O PALCO DAS FALTAS

Ouvira tempos atrás a declamação de um poema cujos versos principais diziam que nada tinha poder maior de colocar a gente pra pensar do que uma janela de ônibus. “Janela de ônibus é um trem danado pra colocar a gente pra pensar.” Virada de ano é pior, pensa ela.

E foi assim que ela passou aqueles últimos segundos do ano. Pensando, pensando e pensando. Olhou ao redor e tudo que enxergou foi a falta. Tudo que faltava lhe saltou aos olhos de uma vez só, como um insight de set terapêutico e a vazão foi pouca pra tanta revelação.

Um dia que podia ser como outro qualquer, uma mudança de hora que podia ser como outra qualquer se torna uma coisa grande e quase sem sentido. Foi como passou a virada. Gritando que nem louca, vestindo branco e pensando repetidamente: “Por que diabos estou aqui participando desse ritual maluco que, afinal de contas, não vai mudar nada?”

Olhou ao redor e a falta lhe atravessou como uma flecha. A alegria dos ânimos alterados pelos diversos graus de embriaguez até tentava disfarçar, mas para os olhos dela, treinados em enxergar além, não deu pra passar despercebido. A falta era o que mais estava presente ali. Ironicamente, entre as cores.

Sim, as cores denunciavam todas as faltas daquela festa. Entre risadas e flertes, entre tropeços e esbarrões, o que gritava mais alto que a música da moda era a falta que as pessoas sentiam de algo. E era tanta vulnerabilidade que ela até sentiu certa pena dos passantes.

A moça de rosa, com seu vestido justo, salto 15 e uma maquiagem impecável deixava saber que sentia falta de amor. O rapaz de blusa amarela devia estar com dívidas ou tinha sonhos que o seu dinheiro ainda não podia bancar. Até a moça da barraca, aparentemente casada com o rapaz que dava mole para todas as clientes, usava uma blusa vermelha, o que podia fazer pensar que o marido não andava lhe dando a atenção que desejava.

Curioso que as pessoas não se dão conta de que passam o ano todo evitando mostrar vulnerabilidade pra chegar num dia como outro qualquer e escancarar tudo. Assim de mão beijada, para uma plateia de estranhos que, por sorte, ou estão bêbados demais pra perceber ou são pouco observadores.

A gente devia perceber a falta todos os dias.

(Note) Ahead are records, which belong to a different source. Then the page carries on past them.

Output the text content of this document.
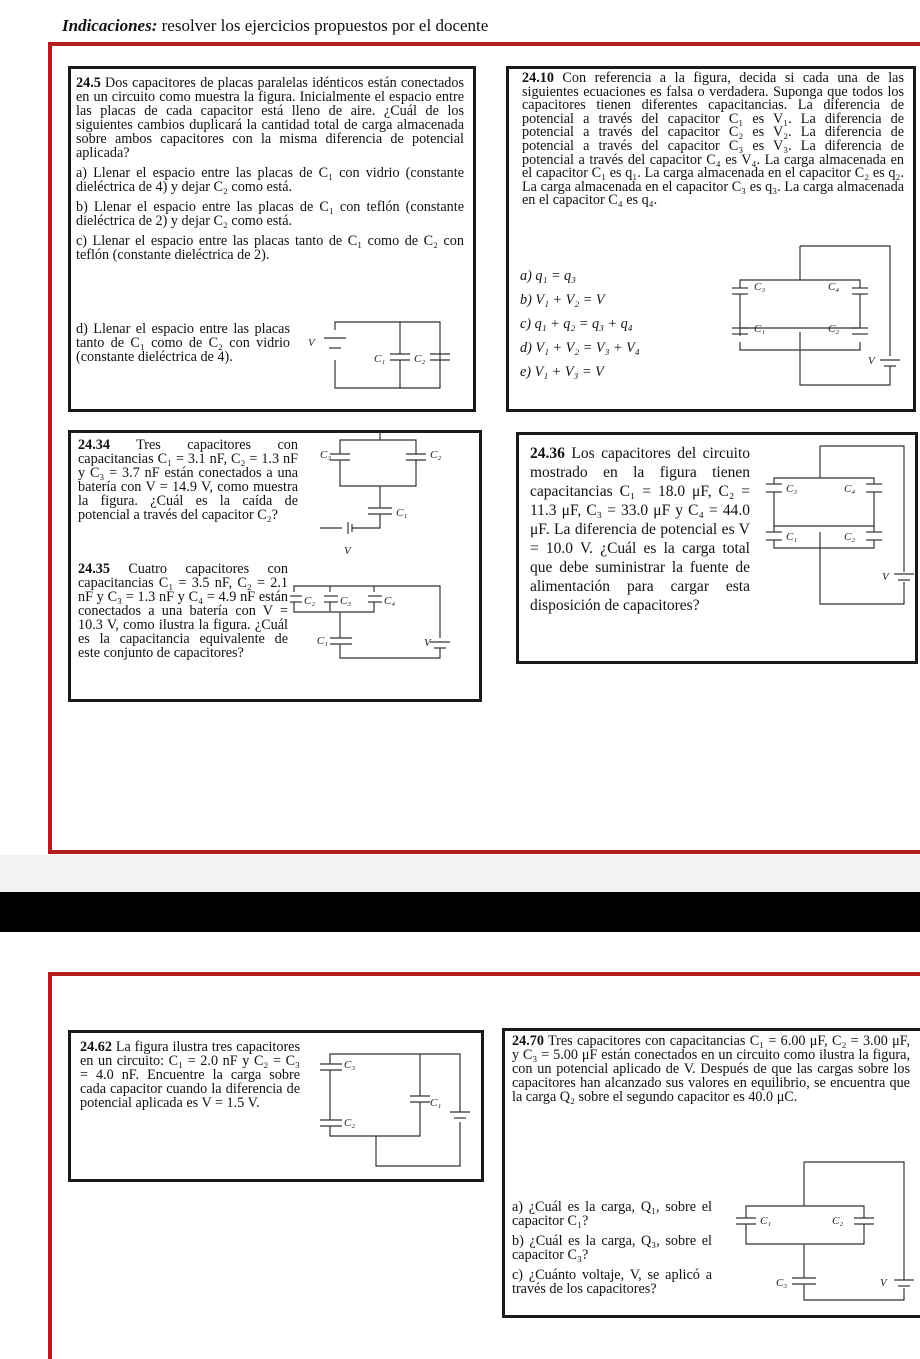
Indicaciones: resolver los ejercicios propuestos por el docente
24.5 Dos capacitores de placas paralelas idénticos están conectados en un circuito como muestra la figura. Inicialmente el espacio entre las placas de cada capacitor está lleno de aire. ¿Cuál de los siguientes cambios duplicará la cantidad total de carga almacenada sobre ambos capacitores con la misma diferencia de potencial aplicada?
a) Llenar el espacio entre las placas de C₁ con vidrio (constante dieléctrica de 4) y dejar C₂ como está.
b) Llenar el espacio entre las placas de C₁ con teflón (constante dieléctrica de 2) y dejar C₂ como está.
c) Llenar el espacio entre las placas tanto de C₁ como de C₂ con teflón (constante dieléctrica de 2).
d) Llenar el espacio entre las placas tanto de C₁ como de C₂ con vidrio (constante dieléctrica de 4).
V
C₁	C₂
24.10 Con referencia a la figura, decida si cada una de las siguientes ecuaciones es falsa o verdadera. Suponga que todos los capacitores tienen diferentes capacitancias. La diferencia de potencial a través del capacitor C₁ es V₁. La diferencia de potencial a través del capacitor C₂ es V₂. La diferencia de potencial a través del capacitor C₃ es V₃. La diferencia de potencial a través del capacitor C₄ es V₄. La carga almacenada en el capacitor C₁ es q₁. La carga almacenada en el capacitor C₂ es q₂. La carga almacenada en el capacitor C₃ es q₃. La carga almacenada en el capacitor C₄ es q₄.
a) q₁ = q₃
b) V₁ + V₂ = V
c) q₁ + q₂ = q₃ + q₄
d) V₁ + V₂ = V₃ + V₄
e) V₁ + V₃ = V
C₃	C₄
C₁	C₂
V
24.34 Tres capacitores con capacitancias C₁ = 3.1 nF, C₂ = 1.3 nF y C₃ = 3.7 nF están conectados a una batería con V = 14.9 V, como muestra la figura. ¿Cuál es la caída de potencial a través del capacitor C₂?
C₃	C₂
C₁
V
24.35 Cuatro capacitores con capacitancias C₁ = 3.5 nF, C₂ = 2.1 nF y C₃ = 1.3 nF y C₄ = 4.9 nF están conectados a una batería con V = 10.3 V, como ilustra la figura. ¿Cuál es la capacitancia equivalente de este conjunto de capacitores?
C₂ C₃	C₄
C₁	V
24.36 Los capacitores del circuito mostrado en la figura tienen capacitancias C₁ = 18.0 μF, C₂ = 11.3 μF, C₃ = 33.0 μF y C₄ = 44.0 μF. La diferencia de potencial es V = 10.0 V. ¿Cuál es la carga total que debe suministrar la fuente de alimentación para cargar esta disposición de capacitores?
C₃	C₄
C₁	C₂
V
24.62 La figura ilustra tres capacitores en un circuito: C₁ = 2.0 nF y C₂ = C₃ = 4.0 nF. Encuentre la carga sobre cada capacitor cuando la diferencia de potencial aplicada es V = 1.5 V.
C₃
C₁
C₂
24.70 Tres capacitores con capacitancias C₁ = 6.00 μF, C₂ = 3.00 μF, y C₃ = 5.00 μF están conectados en un circuito como ilustra la figura, con un potencial aplicado de V. Después de que las cargas sobre los capacitores han alcanzado sus valores en equilibrio, se encuentra que la carga Q₂ sobre el segundo capacitor es 40.0 μC.
a) ¿Cuál es la carga, Q₁, sobre el capacitor C₁?
b) ¿Cuál es la carga, Q₃, sobre el capacitor C₃?
c) ¿Cuánto voltaje, V, se aplicó a través de los capacitores?
C₁	C₂
C₃	V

A gente devia se dar conta da falta todos os dias. E buscar pelo que falta em todos os dias, sem esperar que uma data “mágica”, um ritual de cores e uma roupa qualquer faça o que é nossa atribuição.

A gente também devia deixar de lado essa coisa de evitar mostrar a vulnerabilidade e de se mostrar como super-heróis, do tipo que dá conta de tudo.  Ali, no meio daquele povo todo, ela era só humana. Vestiu branco porque queria cumprir o ritual, mas não costuma ter medo de se mostrar, embora o preço a se pagar por isso seja muito caro.

Ao fim da contagem regressiva, ela fez um desejo. Foi um avanço para quem costumava listar quinhentas coisas numa lista de Ano Novo IMPOSSÍVEL de realizar. Seu primeiro e único pedido pra 2019 foi poder se mostrar vulnerável sem o risco de se perder nesse mundo de futilidade e de jogos de esconde-esconde que podem ser os relacionamentos humanos.

Parece impossível ou utópico, ela sabe. Mas é uma otimista e, acima de tudo, uma romântica. Querer extrair o melhor do mundo é seu pior defeito, assim diz ela. Há quem diga que não é defeito, mas quem sabe é ela, né?